Machine learning-based self-powered acoustic sensor for speaker recognition

Keon Jae Lee

Machine learning-based self-powered acoustic sensor for speaker recognition

International Congress on AI and Machine Learning
August 02, 2021 | Webinar

Keon Jae Lee

Professor, KAIST, Korea

ScientificTracks Abstracts: ijircce

Abstract

Voice recognition is the most intuitive user-interface for bilateral communication between humans and smart devices. Speaker recognition has received spotlight as a next big thing of voice user interface (VUI) such as personalized voice-controlled assistant, smart home appliance, biometric authentication based on artificial intelligence (AI). The conventional speaker recognition was realized by a condenser type microphone, which detects sound by measuring the capacitance value between two conducting layers while supplying continuous power. The condenser type microphone, however, has critical demerits such as low sensitivity, high power consumption, and an unstable circuit due to the large gain amplification. Speaker recognition also suffers from a low recognition rate, caused by limited voice information and optimal algorithms for a simple and accurate process Herein, we reported a machine learning-based multi-channel resonant acoustic sensor by mimicking the basilar membrane of human cochlear. Highly sensitive self-powered flexible piezoelectric acoustic sensor (f-PAS) with a multi-resonant frequency band was employed to fabricate the basilar membrane (BM)-inspired f-PAS. The speech waveforms of standard TIDIGITS dataset were recorded by the multi-channel f-PAS and converted into frequency domain signals by using Fast Fourier Transform (FFT) and a Short-Time Fourier Transform (STFT) to obtain the characteristics of frequency components. Gaussian Mixture Model (GMM) and Convolutional Neural Network (CNN) were utilized for speaker recognition, resulted in a distributed Stochastic Neighbor Embedding (t-SNE) plot of STFT feature between training dataset and testing utterance.

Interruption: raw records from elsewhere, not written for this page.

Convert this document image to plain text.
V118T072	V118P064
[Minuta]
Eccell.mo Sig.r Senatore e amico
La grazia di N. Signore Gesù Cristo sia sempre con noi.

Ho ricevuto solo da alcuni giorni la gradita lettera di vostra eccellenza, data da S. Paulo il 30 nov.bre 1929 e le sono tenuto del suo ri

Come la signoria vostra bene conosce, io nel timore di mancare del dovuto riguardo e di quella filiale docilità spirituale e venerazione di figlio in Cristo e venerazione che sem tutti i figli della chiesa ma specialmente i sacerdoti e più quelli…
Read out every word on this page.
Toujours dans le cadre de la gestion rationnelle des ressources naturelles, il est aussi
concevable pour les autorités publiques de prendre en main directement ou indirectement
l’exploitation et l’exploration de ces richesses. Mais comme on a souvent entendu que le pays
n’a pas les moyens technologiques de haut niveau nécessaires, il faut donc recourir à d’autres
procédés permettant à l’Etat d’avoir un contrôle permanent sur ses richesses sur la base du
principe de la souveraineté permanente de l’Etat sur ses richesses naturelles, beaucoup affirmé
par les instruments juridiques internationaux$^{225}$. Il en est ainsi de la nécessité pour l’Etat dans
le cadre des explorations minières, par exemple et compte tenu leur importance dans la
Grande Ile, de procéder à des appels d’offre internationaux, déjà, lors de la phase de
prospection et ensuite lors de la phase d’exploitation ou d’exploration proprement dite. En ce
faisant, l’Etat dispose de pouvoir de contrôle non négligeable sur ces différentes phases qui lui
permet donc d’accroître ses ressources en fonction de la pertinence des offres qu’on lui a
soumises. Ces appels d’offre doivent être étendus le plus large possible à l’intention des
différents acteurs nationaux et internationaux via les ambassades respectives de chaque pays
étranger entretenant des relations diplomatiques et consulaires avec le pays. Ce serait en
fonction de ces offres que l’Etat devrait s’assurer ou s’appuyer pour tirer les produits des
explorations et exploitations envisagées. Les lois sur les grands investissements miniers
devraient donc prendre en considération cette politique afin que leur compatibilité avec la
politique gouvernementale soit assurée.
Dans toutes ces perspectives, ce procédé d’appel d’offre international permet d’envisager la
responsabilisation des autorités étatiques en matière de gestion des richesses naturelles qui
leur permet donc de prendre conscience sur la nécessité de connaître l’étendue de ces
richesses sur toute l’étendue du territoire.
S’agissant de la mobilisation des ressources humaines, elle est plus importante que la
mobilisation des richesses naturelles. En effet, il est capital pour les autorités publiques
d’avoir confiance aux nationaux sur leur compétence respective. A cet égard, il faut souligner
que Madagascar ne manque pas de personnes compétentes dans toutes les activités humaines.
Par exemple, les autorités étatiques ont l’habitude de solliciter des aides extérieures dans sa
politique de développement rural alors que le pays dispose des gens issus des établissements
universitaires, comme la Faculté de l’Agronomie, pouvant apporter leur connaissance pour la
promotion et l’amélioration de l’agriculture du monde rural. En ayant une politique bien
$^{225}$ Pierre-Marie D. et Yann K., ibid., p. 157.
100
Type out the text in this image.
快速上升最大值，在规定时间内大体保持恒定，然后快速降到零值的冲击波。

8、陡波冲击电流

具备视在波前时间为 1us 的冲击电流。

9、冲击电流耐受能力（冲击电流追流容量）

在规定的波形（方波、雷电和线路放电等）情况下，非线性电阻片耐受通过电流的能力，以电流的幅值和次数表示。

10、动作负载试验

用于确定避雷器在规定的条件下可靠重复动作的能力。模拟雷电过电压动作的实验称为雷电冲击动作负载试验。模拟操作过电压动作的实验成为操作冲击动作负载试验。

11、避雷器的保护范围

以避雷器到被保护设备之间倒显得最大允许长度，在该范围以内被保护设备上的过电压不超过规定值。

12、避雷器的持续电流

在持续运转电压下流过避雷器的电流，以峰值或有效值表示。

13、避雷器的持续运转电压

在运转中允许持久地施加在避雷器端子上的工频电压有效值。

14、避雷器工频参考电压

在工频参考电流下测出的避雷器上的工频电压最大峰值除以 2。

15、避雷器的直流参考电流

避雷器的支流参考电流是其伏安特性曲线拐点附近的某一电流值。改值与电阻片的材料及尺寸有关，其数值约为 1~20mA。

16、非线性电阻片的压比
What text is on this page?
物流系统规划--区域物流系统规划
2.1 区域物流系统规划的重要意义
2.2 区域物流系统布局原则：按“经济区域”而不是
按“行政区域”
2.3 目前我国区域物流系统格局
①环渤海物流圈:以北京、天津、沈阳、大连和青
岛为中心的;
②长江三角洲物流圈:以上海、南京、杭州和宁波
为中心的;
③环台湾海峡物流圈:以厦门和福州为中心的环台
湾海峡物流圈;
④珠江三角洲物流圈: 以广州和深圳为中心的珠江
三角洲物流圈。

Finally, the f-PAS achieved a 97.5% speaker recognition rate with the 75% reduction of error rate compared to that of the reference MEMS microphone.

Biography

Keon Jae Lee received his Ph.D. in materials science and engineering (MSE) at the University of Illinois, Urbana-Champaign (UIUC). During his Ph.D. at UIUC, he was involved in the first co-invention of “flexible single-crystalline inorganic electronics”, using top-down semiconductors and soft lithographic transfer. Since 2009, he has been a professor in MSE at KAIST. His current research topics are self-powered flexible electronic systems including self-powered sensors/energy harvester, micro LEDs, neuromorphic memory/large scale integration (LSI) and laser material interaction for in vivo biomedical applications.